French philosopher Bernard Stiegler has been pointing the endemic, nay, pandemic cretinization devised and brought forward by marketing. That massively, only cretinizing content reaches the surface of free acquisition tells the level of advancement of marketing action in the core tissue of contemporary Japan. It also shows that cretinization doesn't result in the drying out of intelligent content production. Under the cretinization visible crust lays a deep vein of "serious" content that simply doesn't reach the surface. Academia, universities, associations, federations, organizations of any kind accumulate the production of audiovisual content, recordings of conferences, speeches, debates, courses, etc. Only, they are not dispatched. Even the Japanese association of professional interpreters participate to the cretinization by shutting the blinders close of what oralized content it produces. Passive cretinization is as perverse as active cretinization.

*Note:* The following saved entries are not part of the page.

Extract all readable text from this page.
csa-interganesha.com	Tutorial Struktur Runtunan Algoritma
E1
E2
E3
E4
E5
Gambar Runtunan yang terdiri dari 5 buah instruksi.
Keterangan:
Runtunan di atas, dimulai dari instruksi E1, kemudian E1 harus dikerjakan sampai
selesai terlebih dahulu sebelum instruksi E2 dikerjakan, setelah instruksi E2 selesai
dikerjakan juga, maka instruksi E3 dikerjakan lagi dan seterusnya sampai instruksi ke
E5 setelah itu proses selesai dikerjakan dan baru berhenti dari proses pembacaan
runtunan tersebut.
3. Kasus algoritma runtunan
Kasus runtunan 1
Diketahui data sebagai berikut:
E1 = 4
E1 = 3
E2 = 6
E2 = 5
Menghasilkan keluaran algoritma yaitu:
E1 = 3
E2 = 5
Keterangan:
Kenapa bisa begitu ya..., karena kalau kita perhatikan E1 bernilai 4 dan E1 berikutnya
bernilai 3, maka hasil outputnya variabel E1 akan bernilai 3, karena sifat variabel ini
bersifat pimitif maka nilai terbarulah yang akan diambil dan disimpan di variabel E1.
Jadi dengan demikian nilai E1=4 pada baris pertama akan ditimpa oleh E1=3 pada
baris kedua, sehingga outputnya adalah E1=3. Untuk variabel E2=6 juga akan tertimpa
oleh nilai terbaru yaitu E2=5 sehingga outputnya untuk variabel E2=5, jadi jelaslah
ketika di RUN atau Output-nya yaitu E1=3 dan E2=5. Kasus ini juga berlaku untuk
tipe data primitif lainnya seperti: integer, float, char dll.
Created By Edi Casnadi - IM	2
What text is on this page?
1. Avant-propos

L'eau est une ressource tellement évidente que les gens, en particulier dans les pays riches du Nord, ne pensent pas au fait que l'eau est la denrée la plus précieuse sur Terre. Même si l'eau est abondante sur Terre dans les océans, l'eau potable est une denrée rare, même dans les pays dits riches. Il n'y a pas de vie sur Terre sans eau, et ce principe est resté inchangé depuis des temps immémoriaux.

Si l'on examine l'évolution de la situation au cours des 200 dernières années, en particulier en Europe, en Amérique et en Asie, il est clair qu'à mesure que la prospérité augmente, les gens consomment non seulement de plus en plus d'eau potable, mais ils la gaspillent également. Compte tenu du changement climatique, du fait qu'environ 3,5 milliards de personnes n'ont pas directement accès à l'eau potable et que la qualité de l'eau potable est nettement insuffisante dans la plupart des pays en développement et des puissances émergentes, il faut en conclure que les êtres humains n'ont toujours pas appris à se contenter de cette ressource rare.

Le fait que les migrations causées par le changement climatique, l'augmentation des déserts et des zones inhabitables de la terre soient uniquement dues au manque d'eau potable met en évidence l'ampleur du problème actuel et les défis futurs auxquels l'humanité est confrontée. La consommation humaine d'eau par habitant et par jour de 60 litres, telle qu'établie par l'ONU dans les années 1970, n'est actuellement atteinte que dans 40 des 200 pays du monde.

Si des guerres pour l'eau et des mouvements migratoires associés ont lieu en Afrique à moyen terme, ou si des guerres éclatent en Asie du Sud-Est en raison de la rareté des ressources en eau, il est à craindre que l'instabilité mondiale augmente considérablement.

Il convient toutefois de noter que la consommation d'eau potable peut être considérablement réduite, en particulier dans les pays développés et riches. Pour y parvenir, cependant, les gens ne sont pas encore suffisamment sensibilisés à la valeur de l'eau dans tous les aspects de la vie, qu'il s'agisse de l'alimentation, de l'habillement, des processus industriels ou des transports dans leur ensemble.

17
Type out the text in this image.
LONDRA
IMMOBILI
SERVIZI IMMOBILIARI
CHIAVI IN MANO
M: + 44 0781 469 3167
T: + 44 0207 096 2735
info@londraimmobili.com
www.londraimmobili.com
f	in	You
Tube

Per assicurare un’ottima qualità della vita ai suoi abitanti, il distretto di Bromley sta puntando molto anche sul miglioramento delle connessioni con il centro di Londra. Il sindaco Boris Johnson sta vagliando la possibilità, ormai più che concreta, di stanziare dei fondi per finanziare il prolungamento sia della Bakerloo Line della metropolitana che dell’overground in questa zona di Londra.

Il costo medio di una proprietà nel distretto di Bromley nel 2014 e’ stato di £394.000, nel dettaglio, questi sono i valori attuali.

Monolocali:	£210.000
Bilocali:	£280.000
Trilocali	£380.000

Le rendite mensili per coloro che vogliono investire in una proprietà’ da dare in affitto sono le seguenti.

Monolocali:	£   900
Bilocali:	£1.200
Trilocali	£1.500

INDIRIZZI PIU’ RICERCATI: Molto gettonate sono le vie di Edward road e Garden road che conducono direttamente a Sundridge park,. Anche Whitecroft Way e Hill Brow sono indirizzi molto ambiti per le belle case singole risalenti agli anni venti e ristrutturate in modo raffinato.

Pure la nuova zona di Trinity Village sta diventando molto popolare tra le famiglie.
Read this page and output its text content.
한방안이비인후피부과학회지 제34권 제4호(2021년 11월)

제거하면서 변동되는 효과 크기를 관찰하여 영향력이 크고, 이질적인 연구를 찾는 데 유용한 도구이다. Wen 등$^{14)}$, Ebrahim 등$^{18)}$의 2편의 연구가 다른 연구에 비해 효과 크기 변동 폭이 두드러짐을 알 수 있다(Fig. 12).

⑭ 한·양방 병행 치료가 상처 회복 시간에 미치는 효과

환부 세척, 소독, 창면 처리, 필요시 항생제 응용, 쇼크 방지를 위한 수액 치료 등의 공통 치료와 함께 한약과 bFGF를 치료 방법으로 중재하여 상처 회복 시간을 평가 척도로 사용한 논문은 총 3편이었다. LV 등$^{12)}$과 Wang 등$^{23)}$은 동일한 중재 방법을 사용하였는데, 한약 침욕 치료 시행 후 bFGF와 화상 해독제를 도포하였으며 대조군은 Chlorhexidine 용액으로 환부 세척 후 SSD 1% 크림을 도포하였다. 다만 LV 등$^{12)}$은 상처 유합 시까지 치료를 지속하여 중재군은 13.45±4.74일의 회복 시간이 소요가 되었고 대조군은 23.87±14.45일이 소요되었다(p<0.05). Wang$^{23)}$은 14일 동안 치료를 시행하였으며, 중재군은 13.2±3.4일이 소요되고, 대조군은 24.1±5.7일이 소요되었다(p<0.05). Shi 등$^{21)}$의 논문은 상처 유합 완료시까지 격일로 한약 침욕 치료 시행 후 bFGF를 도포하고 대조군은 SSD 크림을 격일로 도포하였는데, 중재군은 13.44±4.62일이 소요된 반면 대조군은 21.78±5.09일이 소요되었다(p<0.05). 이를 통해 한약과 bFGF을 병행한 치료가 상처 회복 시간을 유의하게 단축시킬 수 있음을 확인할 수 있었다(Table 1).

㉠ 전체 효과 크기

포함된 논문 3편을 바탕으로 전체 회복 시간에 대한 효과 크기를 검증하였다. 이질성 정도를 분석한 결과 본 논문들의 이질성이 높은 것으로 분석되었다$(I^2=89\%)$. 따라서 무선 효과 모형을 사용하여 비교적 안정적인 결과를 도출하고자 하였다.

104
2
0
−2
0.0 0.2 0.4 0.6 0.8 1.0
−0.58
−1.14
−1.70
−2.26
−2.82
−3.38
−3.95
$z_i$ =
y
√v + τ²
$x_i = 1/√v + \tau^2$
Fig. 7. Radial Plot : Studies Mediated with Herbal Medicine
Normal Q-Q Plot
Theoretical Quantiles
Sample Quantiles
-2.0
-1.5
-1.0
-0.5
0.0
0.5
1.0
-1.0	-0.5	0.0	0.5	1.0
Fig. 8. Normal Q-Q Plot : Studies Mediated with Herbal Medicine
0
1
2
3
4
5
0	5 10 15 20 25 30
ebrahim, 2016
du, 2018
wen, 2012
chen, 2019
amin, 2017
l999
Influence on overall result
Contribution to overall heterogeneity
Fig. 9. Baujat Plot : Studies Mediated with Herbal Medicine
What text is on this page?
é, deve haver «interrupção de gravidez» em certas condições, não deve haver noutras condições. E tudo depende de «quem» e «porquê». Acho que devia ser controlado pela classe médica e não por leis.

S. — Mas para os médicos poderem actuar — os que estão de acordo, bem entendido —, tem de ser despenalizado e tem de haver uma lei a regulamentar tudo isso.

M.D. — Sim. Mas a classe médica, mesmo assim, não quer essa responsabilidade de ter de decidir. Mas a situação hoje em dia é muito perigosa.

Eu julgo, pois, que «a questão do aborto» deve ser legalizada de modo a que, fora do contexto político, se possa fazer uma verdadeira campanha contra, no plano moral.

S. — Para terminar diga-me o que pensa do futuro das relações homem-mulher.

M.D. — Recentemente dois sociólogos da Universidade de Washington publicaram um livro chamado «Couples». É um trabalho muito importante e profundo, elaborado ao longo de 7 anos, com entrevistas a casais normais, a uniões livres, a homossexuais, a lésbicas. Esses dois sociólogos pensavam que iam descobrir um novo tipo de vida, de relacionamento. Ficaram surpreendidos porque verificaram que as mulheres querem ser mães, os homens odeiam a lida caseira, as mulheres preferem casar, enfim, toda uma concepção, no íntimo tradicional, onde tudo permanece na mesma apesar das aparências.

Not a single Japanese university listed in iTunes U tells a tale of ultimate cretinization. That NHK news in Japanese are not available for download in mp3 tells - behind the stale copyright justification - a tale of cretinization. I would prefer to listen to stuttering stultified university professors professing in Japanese than nothing. That even these are nowhere to be found tells a tale of ultimate cretinization. We may need to wait for Chinese universities to invest iTunes U and start see something moving in cretinized Japan. I am not counting on it though.

Sunday, November 1, 2009

Neutrality?

Books on community interpreting are full of the neutrality warning. You are just but a linguist, at best, a cultural agent. Only, it doesn't work when I vaguely think I should tell the client I am nothing but your Japanese mouth when I bring you to the police headquarter meet your son, juvenile, who dreamed about Japan while being in Japan and foolishly ended up behind the bar. The father wants to rely on someone's shoulder - BGM : That's what friends are for - asks me if I am available for lunch, wants to be reassured (the lawyer was cold), wants a shot in the arm of vitamin, a gentle slap on the back - BGM : We'll meet again. What machine are you that would slap him back in the face "Sorry dude, i am only but your voice in Japan. Otherwise, I am mute and neutral like a piece of soap". Who would dare behave like that?